Autogenes Training kann Ihnen dabei helfen oder auch eine Therapie begleiten.

Hervorzuheben ist:
Gerade bei Schmerzpatienten kann Autogenes Training durch die Entspannung der Muskulatur und die Verminderung der Schmerzaktivität des Gehirns das Schmerzempfinden herabsetzen. Entspannungsverfahren wie Meditation oder autogenes Training führen zu einer vermehrten Produktion körpereigener, schmerzstillender Substanzen. Ebenso stärkt die Entspannung durch vermehrte Aktivität der beteiligten Abwehrzellen das Immunsystem.

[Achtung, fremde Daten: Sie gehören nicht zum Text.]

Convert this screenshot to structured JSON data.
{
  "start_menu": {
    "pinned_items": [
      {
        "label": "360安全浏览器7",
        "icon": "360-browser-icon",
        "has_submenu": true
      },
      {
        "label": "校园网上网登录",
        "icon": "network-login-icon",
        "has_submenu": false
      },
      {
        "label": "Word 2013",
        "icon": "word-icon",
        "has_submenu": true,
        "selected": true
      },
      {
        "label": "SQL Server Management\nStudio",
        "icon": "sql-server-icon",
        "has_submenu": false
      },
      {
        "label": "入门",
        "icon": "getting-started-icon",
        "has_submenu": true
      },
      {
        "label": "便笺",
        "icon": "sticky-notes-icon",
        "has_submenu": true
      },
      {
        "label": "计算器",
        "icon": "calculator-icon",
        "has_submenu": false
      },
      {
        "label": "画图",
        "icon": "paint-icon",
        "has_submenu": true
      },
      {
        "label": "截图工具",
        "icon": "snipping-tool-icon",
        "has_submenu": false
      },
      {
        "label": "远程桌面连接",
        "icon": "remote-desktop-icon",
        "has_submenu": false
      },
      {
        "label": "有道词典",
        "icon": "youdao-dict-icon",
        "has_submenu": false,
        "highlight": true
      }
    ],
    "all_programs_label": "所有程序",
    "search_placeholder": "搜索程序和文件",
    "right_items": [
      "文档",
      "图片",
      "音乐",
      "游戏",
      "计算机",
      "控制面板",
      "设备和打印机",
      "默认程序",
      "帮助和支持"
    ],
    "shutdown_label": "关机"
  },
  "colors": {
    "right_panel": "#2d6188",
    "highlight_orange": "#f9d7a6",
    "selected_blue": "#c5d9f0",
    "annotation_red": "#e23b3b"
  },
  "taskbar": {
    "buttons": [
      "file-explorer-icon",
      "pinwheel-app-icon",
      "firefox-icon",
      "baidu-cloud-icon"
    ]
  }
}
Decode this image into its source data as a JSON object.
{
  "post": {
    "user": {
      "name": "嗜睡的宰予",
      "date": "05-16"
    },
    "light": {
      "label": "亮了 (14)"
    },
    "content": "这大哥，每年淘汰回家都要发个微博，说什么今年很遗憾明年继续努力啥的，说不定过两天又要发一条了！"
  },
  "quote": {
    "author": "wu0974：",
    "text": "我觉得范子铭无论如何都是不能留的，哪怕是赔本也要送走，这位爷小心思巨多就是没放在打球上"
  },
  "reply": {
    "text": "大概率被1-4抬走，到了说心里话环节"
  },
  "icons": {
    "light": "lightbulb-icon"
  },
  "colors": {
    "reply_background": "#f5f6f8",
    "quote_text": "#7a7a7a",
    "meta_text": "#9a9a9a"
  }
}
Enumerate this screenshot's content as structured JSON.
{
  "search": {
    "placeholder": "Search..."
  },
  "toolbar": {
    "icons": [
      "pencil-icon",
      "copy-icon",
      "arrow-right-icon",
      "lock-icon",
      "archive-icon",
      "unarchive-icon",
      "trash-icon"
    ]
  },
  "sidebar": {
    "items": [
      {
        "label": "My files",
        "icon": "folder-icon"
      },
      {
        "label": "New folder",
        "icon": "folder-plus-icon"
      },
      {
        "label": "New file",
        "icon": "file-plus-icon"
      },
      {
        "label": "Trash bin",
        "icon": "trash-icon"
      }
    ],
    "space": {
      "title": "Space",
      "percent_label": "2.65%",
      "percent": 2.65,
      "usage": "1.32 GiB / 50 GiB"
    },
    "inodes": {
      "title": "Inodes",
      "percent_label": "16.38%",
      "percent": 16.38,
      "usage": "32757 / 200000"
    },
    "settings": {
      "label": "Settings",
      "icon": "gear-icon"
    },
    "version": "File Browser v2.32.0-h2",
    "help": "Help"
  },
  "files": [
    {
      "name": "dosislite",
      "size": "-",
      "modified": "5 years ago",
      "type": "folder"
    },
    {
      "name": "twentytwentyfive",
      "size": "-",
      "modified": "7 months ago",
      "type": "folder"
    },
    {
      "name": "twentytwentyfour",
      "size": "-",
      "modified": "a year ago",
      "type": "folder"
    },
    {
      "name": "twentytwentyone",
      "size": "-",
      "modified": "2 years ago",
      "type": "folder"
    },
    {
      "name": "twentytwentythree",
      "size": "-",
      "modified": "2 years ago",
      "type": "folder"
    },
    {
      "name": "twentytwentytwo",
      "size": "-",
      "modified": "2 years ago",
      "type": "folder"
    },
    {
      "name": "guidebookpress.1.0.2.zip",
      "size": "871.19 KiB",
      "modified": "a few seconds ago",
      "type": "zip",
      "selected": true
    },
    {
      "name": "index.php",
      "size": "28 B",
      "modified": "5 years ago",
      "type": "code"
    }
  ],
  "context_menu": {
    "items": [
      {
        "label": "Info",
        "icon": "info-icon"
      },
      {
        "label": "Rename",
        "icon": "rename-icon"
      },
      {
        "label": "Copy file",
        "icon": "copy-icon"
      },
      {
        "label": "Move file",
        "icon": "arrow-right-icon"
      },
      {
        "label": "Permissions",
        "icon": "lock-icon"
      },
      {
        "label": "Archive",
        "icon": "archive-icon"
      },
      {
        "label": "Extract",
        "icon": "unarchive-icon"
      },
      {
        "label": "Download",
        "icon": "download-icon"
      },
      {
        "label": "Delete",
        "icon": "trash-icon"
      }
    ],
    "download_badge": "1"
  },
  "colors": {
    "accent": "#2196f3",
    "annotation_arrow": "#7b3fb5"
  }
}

Autogenes Training basiert auf der Technik der Autosuggestion. Das bedeutet: Sie erlernen Schritt für Schritt, Ihren gesamten Organismus positiv zu beeinflussen, bis Sie einen angenehmen Entspannungszustand erreichen. Ihr vegetatives Nervensystem entspannt sich und sendet diese Impulse weiter an verschiedene Körperprozesse, -funktionen und -organe (Herz-Kreislauf-System, Verdauung, Stoffwechsel, Atmung). Bei regelmäßigen Übungseinheiten überträgt sich die Wirkung auf den gesamten Körper, so dass Sie sich bereits nach wenigen Minuten komplett entspannen können.